Cost and Time Savings
The financial benefits of telemedicine extend well beyond the visit itself. A study at a major cancer center tracked over 25,000 telehealth visits and found that patients collectively saved nearly 3.8 million miles of driving and about 75,000 hours of travel time. Each virtual visit saved patients an average of $141 to $186 in total costs, including fuel, vehicle wear, and lost income from time away from work. For patients managing chronic conditions that require frequent follow-ups, those savings add up quickly over months and years.
Medicare, Medicaid, and most private insurers now cover telemedicine visits, though the specifics of copays and eligible visit types vary by plan. It’s worth checking with your insurance before scheduling to confirm what’s covered.
Privacy Protections
Telemedicine platforms used by healthcare providers must comply with federal privacy law (HIPAA), which means your medical information is encrypted and protected during transmission. Providers are required to use technology vendors that meet these security standards and sign formal agreements to safeguard your data. This is why your doctor’s office uses a specific video platform rather than a standard consumer video call. If you’re using a provider’s official app or patient portal, the privacy protections are already built in.

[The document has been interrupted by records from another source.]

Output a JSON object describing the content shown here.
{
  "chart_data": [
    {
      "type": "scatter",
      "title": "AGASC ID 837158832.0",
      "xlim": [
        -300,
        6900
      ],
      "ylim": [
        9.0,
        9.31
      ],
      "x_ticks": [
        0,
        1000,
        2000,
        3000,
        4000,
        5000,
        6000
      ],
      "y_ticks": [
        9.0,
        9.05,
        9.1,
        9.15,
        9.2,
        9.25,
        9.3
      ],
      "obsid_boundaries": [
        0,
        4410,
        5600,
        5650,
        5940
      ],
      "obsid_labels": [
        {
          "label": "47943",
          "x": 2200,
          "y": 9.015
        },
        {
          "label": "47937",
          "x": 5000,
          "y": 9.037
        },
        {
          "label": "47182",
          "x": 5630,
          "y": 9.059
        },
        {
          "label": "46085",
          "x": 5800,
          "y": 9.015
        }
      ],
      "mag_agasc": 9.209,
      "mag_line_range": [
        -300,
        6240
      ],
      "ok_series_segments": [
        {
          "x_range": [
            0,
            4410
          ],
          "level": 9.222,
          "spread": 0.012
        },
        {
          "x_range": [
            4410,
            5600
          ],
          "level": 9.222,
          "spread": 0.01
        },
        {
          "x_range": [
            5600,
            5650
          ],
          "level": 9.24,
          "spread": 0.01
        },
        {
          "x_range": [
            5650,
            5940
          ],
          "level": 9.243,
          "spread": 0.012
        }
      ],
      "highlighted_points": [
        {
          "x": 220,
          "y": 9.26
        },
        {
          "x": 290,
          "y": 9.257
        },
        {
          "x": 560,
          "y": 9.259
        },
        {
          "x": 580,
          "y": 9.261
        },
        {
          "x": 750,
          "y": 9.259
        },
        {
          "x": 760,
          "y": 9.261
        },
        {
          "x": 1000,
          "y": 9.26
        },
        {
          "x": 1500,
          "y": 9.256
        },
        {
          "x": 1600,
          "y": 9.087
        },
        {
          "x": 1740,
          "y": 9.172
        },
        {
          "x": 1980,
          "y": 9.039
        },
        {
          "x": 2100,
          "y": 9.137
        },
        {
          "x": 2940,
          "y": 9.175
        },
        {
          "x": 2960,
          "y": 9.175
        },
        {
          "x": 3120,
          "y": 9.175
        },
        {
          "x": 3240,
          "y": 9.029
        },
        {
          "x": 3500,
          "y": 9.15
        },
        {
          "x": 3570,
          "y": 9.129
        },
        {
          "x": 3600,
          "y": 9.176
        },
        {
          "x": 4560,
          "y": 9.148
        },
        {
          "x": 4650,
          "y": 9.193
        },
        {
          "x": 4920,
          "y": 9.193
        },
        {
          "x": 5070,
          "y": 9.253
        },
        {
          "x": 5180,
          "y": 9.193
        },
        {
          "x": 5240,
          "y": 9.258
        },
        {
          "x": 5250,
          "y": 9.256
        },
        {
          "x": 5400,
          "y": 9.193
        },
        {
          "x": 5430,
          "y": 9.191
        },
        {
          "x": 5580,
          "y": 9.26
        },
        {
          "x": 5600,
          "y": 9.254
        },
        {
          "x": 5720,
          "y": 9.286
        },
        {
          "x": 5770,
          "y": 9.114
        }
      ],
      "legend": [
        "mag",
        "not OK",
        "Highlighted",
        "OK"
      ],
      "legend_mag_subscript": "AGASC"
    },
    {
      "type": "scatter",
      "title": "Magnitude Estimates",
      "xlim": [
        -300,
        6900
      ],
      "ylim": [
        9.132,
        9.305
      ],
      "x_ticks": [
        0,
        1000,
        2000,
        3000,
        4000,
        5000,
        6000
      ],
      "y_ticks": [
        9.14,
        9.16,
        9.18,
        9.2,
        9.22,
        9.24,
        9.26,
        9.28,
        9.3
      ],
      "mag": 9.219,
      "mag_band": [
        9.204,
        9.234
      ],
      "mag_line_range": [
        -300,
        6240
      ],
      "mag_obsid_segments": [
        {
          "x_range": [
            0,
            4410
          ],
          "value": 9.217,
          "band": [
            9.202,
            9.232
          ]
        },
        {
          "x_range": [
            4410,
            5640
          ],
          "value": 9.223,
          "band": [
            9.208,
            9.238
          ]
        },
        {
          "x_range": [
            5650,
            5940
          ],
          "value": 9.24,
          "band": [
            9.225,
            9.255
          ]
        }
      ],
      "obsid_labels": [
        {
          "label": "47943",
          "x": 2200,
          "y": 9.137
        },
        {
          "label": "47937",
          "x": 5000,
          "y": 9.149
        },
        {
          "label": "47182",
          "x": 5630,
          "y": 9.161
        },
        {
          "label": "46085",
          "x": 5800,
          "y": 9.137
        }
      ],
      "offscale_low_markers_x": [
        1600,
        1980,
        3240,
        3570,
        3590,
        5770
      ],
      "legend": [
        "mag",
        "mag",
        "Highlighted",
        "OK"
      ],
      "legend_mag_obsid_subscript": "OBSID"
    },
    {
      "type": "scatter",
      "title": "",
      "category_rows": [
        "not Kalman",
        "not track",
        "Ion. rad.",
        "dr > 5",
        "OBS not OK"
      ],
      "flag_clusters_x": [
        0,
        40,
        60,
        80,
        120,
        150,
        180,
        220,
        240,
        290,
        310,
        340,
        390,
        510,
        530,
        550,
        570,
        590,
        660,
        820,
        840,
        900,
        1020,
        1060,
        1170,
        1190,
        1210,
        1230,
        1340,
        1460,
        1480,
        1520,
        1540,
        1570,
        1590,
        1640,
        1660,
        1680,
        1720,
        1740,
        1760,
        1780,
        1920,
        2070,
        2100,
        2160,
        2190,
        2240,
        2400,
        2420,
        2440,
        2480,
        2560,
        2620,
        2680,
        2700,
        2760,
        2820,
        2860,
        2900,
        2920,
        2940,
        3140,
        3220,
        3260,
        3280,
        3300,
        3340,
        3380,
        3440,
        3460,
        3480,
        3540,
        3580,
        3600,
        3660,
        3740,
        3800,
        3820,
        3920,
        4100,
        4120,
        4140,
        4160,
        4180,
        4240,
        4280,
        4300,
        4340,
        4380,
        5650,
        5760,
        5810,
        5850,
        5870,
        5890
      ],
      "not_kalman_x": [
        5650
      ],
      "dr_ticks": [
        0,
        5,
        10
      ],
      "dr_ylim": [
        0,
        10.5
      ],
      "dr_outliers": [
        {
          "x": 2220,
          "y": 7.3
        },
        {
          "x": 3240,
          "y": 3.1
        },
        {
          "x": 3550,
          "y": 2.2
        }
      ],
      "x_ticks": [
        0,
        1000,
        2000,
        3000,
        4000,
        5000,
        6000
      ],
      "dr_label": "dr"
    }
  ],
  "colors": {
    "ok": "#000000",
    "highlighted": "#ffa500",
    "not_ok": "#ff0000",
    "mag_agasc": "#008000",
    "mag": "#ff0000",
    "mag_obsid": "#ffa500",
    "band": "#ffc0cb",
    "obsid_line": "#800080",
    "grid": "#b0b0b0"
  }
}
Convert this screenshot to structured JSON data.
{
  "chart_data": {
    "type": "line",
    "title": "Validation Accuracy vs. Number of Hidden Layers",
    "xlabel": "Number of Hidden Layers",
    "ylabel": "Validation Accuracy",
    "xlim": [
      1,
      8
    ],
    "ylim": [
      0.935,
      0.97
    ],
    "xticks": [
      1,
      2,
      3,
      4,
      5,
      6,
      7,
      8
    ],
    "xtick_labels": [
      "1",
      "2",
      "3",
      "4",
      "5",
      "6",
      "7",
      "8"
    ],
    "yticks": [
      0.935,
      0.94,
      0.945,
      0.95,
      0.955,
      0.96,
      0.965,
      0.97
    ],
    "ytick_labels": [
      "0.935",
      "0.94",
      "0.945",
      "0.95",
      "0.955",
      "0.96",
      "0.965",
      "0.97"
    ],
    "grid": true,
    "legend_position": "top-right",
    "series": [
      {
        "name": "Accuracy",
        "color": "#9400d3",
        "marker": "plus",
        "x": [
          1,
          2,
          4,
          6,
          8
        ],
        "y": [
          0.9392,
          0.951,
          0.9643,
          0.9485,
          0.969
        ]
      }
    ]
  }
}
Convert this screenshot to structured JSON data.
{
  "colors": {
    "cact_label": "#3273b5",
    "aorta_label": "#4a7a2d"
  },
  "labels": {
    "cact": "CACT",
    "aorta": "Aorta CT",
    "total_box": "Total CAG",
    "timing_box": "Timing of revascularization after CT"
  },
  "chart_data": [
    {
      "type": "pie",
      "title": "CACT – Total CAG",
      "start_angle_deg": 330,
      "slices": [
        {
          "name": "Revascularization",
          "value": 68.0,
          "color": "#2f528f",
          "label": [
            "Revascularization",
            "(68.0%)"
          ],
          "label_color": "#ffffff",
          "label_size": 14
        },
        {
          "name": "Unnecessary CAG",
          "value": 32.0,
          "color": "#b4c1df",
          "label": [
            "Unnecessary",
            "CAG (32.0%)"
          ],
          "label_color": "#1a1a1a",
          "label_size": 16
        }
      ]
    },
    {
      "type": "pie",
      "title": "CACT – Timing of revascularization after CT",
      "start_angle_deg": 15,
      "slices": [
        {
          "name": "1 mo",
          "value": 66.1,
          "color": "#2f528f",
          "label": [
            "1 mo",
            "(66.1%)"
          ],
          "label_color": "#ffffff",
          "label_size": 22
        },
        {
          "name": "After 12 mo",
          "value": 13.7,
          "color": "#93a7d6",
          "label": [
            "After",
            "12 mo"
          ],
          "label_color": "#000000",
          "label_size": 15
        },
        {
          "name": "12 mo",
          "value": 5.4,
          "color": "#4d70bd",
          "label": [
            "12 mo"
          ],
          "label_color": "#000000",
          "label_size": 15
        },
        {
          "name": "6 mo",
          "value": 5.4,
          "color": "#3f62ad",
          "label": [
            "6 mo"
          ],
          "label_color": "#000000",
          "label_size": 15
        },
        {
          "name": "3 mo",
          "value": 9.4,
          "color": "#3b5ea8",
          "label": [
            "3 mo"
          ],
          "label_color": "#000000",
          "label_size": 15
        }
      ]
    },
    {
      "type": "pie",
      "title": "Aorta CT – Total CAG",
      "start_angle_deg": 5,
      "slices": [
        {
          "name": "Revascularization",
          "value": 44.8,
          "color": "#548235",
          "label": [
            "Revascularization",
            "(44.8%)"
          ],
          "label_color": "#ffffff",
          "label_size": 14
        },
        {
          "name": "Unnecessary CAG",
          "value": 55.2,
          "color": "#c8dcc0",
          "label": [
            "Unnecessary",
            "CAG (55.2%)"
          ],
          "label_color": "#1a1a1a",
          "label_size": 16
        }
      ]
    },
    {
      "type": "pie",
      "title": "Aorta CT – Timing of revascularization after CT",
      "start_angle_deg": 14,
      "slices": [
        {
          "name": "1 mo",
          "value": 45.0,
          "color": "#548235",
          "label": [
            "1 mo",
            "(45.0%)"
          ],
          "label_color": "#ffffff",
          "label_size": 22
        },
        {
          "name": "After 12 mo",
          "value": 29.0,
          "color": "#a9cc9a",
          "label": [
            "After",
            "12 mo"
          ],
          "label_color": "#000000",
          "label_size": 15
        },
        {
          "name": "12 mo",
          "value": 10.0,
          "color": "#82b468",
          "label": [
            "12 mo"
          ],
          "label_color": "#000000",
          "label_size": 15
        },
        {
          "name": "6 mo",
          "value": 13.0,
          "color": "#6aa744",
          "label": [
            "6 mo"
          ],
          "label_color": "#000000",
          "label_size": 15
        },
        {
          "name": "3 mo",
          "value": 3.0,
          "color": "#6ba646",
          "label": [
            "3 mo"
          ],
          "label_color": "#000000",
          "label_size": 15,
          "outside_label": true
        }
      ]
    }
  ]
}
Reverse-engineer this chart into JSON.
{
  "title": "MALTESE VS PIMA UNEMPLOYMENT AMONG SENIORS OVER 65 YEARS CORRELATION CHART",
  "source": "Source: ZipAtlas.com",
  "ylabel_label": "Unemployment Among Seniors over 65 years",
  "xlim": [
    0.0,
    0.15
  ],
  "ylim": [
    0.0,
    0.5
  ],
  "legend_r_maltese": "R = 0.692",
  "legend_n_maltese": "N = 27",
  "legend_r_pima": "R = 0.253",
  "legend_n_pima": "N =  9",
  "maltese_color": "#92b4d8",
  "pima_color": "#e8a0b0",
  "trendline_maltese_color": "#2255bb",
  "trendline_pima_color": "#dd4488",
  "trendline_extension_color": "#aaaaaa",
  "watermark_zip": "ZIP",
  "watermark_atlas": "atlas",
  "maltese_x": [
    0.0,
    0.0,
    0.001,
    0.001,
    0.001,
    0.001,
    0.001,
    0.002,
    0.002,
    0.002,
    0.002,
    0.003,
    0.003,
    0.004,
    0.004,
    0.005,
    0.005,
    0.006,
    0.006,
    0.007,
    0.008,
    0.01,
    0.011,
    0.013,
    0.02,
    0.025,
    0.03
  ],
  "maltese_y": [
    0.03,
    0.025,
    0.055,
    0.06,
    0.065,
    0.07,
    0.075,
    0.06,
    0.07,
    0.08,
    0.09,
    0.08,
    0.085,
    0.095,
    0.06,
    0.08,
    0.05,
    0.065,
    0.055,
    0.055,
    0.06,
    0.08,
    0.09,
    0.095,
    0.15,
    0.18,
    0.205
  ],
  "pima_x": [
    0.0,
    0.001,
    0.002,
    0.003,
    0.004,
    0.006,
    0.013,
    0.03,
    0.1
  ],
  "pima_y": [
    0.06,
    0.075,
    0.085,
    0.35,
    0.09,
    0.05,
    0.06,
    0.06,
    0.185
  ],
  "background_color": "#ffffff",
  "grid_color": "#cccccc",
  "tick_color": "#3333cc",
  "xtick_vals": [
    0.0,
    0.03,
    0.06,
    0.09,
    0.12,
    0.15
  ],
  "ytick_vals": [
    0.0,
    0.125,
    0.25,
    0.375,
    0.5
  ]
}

How Doctors Are Using It Now
While adoption surged during the pandemic, telemedicine has settled into a supplementary role for most physicians rather than a primary mode of care. Among primary care doctors, about 54% use telemedicine for fewer than a quarter of their visits, while only about 15% use it for half or more. Medical specialists lean on it a bit more heavily: 27% conduct at least half their visits virtually. Surgical specialists use it the least, which makes sense given the hands-on nature of their work.
The pattern reflects what telemedicine does best. It’s ideal for follow-ups, medication management, reviewing results, and triaging new symptoms. Initial evaluations for complex or unclear conditions, procedures, and anything requiring physical contact still happen in person. For most patients, telemedicine means fewer trips to the office for routine check-ins, not a complete shift away from face-to-face care.